APPEL À CONTRIBUTION | CARGO 17 :
« Rite et économie : l’épaisseur matérielle des rituels »

 

 

Dossier coordonné par :

Katerina Seraïdari, Centre d’Anthropologie sociale (CAS)/Université Toulouse-Jean Jaurès

Artemis Skrepeti, Centre d’Anthropologie culturelle (Canthel)/Université Paris Cité

Modalités de soumission des articles et calendrier :

Le titre, le résumé (10 à 15 lignes), et les mots-clés de l’article doivent être soumis en français ou en anglais aux coordinatrices du dossier Katerina Seraïdari (k.seraidari@gmail.com) et Artemis Skrepeti (artskrepeti@yahoo.com) et aux rédacteurs en chef de la revue (cargo.canthel@gmail.com) avant le 7 novembre 2025. Les contributeurs et contributrices sélectionnés seront prévenus avant le 30 novembre 2025.

Les articles, en français ou en anglais, devront faire entre 30 000 et 50 000 signes espaces compris, en incluant la bibliographie, et pourront contenir des illustrations libres de droit. La première version de l’article sera à soumettre à l’équipe éditoriale pour le 27 février 2026. La deuxième version, révisée en fonction des commentaires de l’équipe, sera à soumettre pour l’évaluation en double aveugle pour le 24 avril 2026. Avant de soumettre votre article, assurez-vous de consulter la note aux auteurs disponible sur le site de la revue (cArgo_Reco_Auteur). Cette étape est cruciale pour que votre soumission respecte toutes les normes éditoriales.

Argumentaire :

Dans les sciences sociales, l’étude des rituels a longtemps été l’apanage de la sociologie et de l’anthropologie des religions, qui ont étudié leur rôle dans la production de sens et par rapport à la notion d’efficacité symbolique, ainsi que leur contribution à la cohésion sociale et à la reproduction des mythes. Le domaine des « études rituelles » (ritual studies) a élargi ce champ d’étude, en se penchant sur des rituels profanes ou religieux, initiatiques ou syncrétiques, ou encore hybrides et sur leurs dynamiques afin de saisir comment ils façonnent et transforment les individus et les sociétés. Dans ce contexte théorique, le rituel est abordé comme un objet d’étude à part entière (Bell, 1997 ; 2009). C’est son épaisseur matérielle, c’est-à-dire sa dimension matérielle et économique qui nous intéressera plus particulièrement ici.

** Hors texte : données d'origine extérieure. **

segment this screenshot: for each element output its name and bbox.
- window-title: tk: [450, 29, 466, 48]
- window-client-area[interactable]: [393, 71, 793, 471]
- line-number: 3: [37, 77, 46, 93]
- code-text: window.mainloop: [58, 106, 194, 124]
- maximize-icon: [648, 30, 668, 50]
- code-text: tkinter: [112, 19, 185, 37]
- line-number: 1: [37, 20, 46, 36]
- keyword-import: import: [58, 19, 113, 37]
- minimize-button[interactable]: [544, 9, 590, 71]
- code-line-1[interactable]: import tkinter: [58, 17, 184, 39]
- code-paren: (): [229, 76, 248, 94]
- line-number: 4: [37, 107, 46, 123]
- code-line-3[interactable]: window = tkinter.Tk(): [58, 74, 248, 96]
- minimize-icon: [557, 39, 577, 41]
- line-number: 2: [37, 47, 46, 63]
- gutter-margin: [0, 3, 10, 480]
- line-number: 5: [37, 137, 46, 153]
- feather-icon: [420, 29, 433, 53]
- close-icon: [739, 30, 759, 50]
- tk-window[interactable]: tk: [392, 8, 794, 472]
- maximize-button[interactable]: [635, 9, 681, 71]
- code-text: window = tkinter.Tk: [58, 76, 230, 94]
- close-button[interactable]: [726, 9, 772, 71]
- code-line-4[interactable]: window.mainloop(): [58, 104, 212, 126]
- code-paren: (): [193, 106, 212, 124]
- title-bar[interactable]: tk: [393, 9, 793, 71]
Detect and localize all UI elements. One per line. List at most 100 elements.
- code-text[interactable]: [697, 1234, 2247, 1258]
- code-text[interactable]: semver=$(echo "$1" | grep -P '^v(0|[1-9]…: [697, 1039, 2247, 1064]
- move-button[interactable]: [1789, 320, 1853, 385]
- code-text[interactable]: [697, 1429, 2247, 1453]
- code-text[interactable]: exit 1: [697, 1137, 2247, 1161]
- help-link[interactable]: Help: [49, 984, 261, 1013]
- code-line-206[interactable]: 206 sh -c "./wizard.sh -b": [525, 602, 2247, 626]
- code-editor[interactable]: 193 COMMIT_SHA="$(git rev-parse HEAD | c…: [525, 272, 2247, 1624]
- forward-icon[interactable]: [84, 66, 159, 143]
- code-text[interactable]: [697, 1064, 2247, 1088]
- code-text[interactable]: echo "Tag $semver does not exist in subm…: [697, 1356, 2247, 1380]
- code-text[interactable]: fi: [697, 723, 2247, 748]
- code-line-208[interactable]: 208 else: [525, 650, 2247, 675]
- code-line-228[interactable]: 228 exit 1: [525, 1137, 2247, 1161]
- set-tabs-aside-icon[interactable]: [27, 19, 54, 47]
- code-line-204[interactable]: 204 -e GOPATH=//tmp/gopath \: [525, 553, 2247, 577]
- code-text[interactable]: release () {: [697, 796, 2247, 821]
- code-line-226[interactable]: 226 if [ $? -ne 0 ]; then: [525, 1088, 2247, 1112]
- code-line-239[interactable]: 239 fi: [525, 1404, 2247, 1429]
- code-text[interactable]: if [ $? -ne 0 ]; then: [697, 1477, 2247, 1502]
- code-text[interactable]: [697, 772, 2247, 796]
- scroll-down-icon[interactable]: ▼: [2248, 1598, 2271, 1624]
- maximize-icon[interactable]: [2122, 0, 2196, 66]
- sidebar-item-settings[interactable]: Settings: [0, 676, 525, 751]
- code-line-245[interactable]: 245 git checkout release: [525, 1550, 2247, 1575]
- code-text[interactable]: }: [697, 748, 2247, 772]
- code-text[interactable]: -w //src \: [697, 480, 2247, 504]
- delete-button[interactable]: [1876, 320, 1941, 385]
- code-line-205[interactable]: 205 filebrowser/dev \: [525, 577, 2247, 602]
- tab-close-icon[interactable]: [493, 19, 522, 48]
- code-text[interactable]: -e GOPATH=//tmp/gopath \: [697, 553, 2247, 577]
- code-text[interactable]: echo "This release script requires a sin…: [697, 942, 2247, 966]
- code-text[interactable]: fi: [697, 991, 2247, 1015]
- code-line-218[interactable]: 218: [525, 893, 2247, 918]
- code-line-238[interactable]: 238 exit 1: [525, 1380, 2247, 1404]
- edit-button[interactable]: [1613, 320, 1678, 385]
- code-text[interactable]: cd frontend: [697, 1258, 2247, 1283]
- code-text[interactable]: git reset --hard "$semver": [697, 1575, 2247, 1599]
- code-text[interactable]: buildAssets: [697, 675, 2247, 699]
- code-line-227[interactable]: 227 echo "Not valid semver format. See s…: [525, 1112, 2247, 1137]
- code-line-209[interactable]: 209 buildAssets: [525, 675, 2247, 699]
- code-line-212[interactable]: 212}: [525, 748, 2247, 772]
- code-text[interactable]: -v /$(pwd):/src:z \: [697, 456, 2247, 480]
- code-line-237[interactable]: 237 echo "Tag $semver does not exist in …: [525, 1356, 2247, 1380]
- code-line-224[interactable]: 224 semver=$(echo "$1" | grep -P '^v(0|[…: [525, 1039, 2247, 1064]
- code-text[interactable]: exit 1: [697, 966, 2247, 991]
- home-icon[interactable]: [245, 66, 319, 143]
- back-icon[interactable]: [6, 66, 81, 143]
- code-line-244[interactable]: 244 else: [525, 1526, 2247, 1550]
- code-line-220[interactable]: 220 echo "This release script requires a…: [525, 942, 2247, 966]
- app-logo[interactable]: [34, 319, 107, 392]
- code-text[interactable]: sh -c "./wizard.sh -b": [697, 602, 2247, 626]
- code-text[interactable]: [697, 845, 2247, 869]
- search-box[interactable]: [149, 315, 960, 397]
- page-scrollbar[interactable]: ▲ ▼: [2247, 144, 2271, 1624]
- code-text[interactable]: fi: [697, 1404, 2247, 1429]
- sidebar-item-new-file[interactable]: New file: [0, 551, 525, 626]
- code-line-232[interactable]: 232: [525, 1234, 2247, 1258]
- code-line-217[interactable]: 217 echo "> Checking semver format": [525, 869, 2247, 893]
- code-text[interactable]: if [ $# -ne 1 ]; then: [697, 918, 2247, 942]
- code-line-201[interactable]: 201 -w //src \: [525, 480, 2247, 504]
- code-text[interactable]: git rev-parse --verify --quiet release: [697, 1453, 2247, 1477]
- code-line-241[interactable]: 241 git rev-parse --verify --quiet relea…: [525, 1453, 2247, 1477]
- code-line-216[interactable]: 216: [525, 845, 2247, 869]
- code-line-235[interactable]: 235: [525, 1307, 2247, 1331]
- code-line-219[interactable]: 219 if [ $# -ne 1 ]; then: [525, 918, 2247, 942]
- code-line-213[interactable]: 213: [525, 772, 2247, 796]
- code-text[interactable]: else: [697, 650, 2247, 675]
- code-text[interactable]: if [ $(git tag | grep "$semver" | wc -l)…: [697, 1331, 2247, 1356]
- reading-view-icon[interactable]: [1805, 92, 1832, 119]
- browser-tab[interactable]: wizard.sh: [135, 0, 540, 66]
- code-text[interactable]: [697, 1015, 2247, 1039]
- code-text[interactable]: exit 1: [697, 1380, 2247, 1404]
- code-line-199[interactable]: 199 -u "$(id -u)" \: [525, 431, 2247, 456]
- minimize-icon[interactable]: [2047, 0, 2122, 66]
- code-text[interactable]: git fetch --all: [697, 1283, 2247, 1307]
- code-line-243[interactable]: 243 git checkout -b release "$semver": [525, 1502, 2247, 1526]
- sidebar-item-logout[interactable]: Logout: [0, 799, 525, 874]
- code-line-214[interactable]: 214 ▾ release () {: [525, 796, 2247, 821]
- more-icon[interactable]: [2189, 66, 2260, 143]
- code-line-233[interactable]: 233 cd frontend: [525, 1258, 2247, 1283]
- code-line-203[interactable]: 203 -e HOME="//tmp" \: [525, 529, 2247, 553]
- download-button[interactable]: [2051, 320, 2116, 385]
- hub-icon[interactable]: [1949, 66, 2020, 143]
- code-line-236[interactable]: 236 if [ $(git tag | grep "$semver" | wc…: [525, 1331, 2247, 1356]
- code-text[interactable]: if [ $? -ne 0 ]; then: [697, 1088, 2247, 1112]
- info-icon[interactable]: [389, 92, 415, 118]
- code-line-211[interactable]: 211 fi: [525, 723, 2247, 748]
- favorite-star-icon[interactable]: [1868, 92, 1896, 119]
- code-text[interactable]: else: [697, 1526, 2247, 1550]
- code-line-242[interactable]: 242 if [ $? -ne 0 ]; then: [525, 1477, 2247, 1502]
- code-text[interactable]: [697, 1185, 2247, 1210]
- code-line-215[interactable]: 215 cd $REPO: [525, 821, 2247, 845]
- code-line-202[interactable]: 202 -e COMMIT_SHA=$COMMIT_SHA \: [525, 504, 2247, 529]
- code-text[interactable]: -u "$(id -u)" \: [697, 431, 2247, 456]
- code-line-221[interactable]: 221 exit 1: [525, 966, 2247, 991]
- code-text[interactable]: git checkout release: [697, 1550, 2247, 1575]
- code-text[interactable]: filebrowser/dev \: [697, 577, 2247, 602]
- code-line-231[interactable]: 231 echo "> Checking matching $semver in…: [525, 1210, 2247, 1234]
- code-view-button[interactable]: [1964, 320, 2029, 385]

La dimension économique des rituels a été un sujet d’analyse central dès les débuts de l’anthropologie sociale et culturelle, comme le démontrent les travaux fondateurs sur le Potlatch de Boas (1897), le Kula de Malinowski (1922) et la question du don et du contre-don posée par Mauss (1923-1924). Ces approches théoriques peuvent encore être utilisées de manière féconde pour l’analyse des rituels de notre époque, qui sont bien plus imprégnés par la logique du marché. Quelle est la place du don et de la dette dans le cadre d’un rituel contemporain ? Par quels moyens le rituel réussit-il à s’éloigner de la sphère marchande ? Qui paie pour quoi et pour quelle raison, et quelles sont les règles définissant le paiement ? Paie-t-on en nature ou en argent, ouvertement ou secrètement ? Comment connaître le « juste prix » à payer dans un contexte où la dimension du secret est prédominante (Favret-Saada, 1977) ?

La question que nous voulons traiter dans ce numéro thématique est de savoir comment les enquêtes ethnographiques, basées sur différentes théories de l’anthropologie économique, permettent de mettre en lumière l’épaisseur matérielle des rituels.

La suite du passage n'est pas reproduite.